Un après-midi, après avoir marché dans les ruelles sinueuses de Bakwa, il s'assit sur un banc, les mains jointes, son esprit tourmenté par tout ce qu'il venait de découvrir. Il était fatigué, épuisé par la confrontation avec cette réalité qu'il avait ignorée si longtemps. Il se demandait comment il avait pu vivre si longtemps sans voir la vérité, sans comprendre ce qui comptait vraiment. Il n'avait jamais su ce que c'était que l'amour inconditionnel, l'amitié véritable, la simplicité.
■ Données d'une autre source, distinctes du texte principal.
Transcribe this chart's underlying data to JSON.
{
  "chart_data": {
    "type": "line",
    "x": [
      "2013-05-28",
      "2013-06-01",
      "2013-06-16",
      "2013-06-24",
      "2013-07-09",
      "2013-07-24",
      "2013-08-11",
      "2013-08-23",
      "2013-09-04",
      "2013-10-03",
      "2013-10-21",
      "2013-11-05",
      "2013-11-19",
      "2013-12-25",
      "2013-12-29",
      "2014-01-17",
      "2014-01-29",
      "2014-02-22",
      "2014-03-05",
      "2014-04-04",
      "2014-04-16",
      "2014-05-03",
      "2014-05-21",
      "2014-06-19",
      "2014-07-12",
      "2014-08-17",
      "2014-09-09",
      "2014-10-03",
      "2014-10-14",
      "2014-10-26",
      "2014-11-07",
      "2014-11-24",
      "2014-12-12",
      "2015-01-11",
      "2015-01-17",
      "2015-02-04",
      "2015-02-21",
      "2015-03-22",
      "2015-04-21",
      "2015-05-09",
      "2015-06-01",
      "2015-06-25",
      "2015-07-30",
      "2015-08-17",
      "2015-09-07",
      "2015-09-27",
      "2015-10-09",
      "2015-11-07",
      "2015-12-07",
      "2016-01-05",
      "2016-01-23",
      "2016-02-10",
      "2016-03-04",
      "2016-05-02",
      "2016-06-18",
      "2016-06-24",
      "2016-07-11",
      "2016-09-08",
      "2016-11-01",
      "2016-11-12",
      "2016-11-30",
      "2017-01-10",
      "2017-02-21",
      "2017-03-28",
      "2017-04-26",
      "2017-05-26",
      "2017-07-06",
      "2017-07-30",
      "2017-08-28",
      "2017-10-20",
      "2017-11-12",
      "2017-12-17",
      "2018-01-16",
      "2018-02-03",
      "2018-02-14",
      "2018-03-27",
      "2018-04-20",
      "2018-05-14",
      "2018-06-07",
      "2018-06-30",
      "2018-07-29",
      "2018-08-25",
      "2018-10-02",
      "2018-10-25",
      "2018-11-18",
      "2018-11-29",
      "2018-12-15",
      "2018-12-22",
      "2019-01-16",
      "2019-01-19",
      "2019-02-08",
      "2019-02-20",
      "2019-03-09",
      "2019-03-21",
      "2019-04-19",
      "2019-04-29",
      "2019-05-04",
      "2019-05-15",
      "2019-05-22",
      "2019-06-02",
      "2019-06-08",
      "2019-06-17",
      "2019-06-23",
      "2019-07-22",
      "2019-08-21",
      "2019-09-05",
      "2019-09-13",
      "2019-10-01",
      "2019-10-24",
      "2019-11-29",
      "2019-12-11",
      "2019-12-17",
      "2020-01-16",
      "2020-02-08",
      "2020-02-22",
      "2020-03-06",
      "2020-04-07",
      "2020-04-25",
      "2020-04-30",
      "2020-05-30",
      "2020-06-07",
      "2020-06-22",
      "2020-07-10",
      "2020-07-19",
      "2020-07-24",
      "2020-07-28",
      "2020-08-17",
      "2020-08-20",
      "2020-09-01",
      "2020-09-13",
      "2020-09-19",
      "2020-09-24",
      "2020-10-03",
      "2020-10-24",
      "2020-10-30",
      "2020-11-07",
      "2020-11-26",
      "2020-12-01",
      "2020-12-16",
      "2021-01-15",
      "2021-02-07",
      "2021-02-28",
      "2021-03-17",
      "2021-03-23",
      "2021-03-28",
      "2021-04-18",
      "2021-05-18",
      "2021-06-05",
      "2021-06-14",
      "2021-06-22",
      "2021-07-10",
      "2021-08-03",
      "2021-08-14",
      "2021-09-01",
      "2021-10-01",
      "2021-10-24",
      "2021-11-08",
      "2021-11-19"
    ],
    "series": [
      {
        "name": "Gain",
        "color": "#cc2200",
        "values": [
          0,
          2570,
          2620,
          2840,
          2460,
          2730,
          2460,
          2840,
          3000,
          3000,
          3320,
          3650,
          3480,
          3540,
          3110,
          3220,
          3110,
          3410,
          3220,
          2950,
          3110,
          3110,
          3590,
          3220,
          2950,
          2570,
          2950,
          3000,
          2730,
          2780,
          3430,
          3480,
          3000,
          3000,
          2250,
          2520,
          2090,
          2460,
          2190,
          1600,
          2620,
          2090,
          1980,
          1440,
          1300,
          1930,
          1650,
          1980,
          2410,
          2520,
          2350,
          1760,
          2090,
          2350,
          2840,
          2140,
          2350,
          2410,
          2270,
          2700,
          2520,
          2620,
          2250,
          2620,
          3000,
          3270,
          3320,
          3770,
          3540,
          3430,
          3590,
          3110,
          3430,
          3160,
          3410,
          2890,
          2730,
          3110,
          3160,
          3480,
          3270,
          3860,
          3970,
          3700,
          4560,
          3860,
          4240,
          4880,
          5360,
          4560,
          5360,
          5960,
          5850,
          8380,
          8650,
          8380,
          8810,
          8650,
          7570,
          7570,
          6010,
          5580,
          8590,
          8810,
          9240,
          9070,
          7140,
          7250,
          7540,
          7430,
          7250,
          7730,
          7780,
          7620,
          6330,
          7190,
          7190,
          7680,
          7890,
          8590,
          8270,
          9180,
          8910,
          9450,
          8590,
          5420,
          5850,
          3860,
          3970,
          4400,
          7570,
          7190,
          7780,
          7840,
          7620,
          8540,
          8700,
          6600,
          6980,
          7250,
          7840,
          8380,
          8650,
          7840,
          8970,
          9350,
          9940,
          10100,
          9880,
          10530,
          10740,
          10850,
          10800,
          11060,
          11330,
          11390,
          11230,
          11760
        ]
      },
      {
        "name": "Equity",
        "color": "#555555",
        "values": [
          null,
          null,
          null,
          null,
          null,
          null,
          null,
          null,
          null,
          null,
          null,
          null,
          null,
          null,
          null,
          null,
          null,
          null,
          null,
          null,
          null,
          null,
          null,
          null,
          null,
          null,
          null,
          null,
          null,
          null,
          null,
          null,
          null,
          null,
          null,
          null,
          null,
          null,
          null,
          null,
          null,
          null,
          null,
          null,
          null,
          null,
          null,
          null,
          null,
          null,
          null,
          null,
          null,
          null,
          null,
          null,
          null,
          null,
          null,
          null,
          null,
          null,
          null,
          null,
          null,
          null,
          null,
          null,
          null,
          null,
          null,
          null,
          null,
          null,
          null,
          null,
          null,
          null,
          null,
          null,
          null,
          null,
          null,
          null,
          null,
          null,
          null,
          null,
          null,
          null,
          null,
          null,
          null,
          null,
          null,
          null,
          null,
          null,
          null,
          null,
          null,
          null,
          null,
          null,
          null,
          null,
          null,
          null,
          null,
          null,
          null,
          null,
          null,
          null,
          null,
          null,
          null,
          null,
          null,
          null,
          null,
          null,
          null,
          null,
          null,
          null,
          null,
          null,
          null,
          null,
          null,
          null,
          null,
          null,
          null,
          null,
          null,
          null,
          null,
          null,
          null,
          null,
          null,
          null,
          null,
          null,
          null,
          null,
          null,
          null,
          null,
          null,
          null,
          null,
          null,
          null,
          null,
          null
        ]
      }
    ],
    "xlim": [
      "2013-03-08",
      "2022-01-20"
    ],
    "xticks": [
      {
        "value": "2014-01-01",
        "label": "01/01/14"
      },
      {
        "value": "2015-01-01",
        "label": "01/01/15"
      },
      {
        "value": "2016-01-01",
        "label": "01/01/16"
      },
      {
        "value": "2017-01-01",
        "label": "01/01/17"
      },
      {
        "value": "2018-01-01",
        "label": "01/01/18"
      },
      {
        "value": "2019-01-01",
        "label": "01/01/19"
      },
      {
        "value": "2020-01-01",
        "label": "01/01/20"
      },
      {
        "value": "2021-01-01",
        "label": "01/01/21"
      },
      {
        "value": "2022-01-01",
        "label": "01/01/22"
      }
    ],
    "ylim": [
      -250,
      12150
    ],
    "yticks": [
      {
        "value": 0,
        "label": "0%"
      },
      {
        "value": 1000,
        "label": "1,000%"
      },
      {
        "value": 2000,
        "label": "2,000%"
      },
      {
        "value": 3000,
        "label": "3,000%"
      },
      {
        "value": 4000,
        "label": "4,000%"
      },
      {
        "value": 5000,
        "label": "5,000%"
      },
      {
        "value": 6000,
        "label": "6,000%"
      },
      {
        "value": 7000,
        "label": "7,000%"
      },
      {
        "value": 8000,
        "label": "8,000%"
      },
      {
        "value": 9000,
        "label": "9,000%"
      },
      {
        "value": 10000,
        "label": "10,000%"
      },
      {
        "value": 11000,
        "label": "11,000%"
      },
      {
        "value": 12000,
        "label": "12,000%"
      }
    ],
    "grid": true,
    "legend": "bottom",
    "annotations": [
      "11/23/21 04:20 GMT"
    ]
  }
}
Il leva les yeux et aperçut une petite fille qui jouait près d'un arbre. Elle riait aux éclats, courant après une balle. Son rire était pur, sans malice, et pourtant, il touchait quelque chose de profond en lui. Cette joie simple, cette innocence, était-elle la clé de tout ce qu'il cherchait ? Pourquoi l'avait-il ignorée pendant tant d'années ? Pourquoi n'avait-il jamais appris à être présent, à profiter de ces petits moments de bonheur ?

Il se leva brusquement, décidé à agir. Il ne pouvait plus continuer à fuir la vérité. Il ne pouvait plus se cacher derrière ses biens matériels, ses vêtements coûteux et ses soirées mondaines. Il devait changer. Mais comment ? Il n'avait pas les réponses. Il n'était même pas sûr de savoir par où commencer.

Il retourna à l'endroit où il avait rencontré la jeune femme, espérant trouver des réponses, des conseils. Mais lorsqu'il arriva, elle n'était pas là. Peut-être qu'elle l'attendait ailleurs, peut-être que c'était à lui de trouver son propre chemin.

Aaric se rendit alors compte qu'il était seul dans cette quête. Seul pour affronter son passé, ses peurs, ses certitudes. Mais ce qu'il avait appris jusqu'ici, dans les rues de Bakwa, avait réveillé en lui une flamme qu'il n'aurait jamais imaginée. Une flamme qui brûlait fort, prête à le guider dans cette nouvelle aventure qu'il allait devoir entreprendre.

Il n'avait plus de plan, plus de direction, mais une chose était certaine : il ne reviendrait plus jamais en arrière.

Le chapitre 3 d'Aaric était un tournant décisif. La route qu'il empruntait semblait encore floue, mais son regard s'était éclairé d'une détermination nouvelle. C'était un début, seulement un début.